Dwolla Shakes Up Online Payments
By Fritz Nelson
InformationWeek
The three new services include a Dwolla guest checkout service, where customers can pay without having a Dwolla account and Dwolla Price, where merchants, thanks to the money they'll save on credit card fees, can choose to pass some of that saving back to customers as a way to entice them to use the Dwolla service -- in other words, the merchant and the customer save. It also introduced new point-of-sale system integrations (Dwolla's new partners include ShopKeep and Change) that let the merchant initiate a payment using a push notification to the customer's phone.

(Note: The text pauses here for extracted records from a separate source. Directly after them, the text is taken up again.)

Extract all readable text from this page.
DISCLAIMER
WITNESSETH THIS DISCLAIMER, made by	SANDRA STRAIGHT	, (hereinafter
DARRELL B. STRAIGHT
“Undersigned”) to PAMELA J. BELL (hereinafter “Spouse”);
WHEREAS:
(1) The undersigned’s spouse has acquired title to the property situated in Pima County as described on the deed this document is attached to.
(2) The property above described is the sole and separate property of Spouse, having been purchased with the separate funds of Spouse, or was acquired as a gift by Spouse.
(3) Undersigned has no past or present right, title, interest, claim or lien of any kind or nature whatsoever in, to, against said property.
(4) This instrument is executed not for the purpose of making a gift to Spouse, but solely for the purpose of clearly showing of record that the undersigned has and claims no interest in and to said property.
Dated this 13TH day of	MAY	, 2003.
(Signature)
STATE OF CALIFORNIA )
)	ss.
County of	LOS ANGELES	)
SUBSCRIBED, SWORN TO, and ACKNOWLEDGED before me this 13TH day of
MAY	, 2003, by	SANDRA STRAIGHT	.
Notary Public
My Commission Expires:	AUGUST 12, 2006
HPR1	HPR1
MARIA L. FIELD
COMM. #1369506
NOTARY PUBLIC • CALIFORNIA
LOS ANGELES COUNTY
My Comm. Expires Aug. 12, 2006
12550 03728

But maybe it makes sense to provide a little more context about Dwolla. As it happens, we just had Dwolla's CEO Ben Milne on InformationWeek's Valley View, a monthly, live Web TV show on Wednesday (the video from that segment is embedded further below).
What is a Dwolla?
Little Dwolla, barely two years old, with all of about 40 employees in the technology hotbed of Iowa, has big intentions. It has created a modern payment network, and it aims to change how money moves and to upset what Dwolla CEO Ben Milne thinks is a costly, inefficient, fraud-riddled payments model.
Dwolla has largely been viewed as a PayPal competitor, or a mobile wallet, the de facto ways to facilitate peer-to-peer payments, or consumer-to-merchant payments. But Milne says that these systems are merely building on top of the existing credit card network, and thus simply add to the cost of maintaining those networks. Companies like PayPal, Stripe and Square may aggregate, or process transactions on behalf of all of the traditional components of the payment ecosystem, but each step still extracts its fee on every dollar the network settles, says Jordan Lampe, who heads up communications for Dwolla.
Instead, Dwolla is the network. The company's APIs expose the Dwolla infrastructure for banks, merchants and others to move money, arguably more cheaply and efficiently.
While the early focus in mobile and online commerce has been the typical customer-merchant transaction, Milne says the barrier to entry there is high. Not only must the customer want to use Dwolla, rather than a credit or debit card or cash, the merchant has to accept Dwolla as an option. Dwolla has built several easy ways for merchants to offer Dwolla payments through a kiosk, online, via e-commerce shopping cart extensions, through a merchant mobile app or even on some point-of-sale systems. But it is slow going. And to some extent, this is where the aforementioned three new services come into play. Even though the barriers to entry may be high, it doesn't mean Dwolla is giving up the fight; it's just arming itself for a long battle.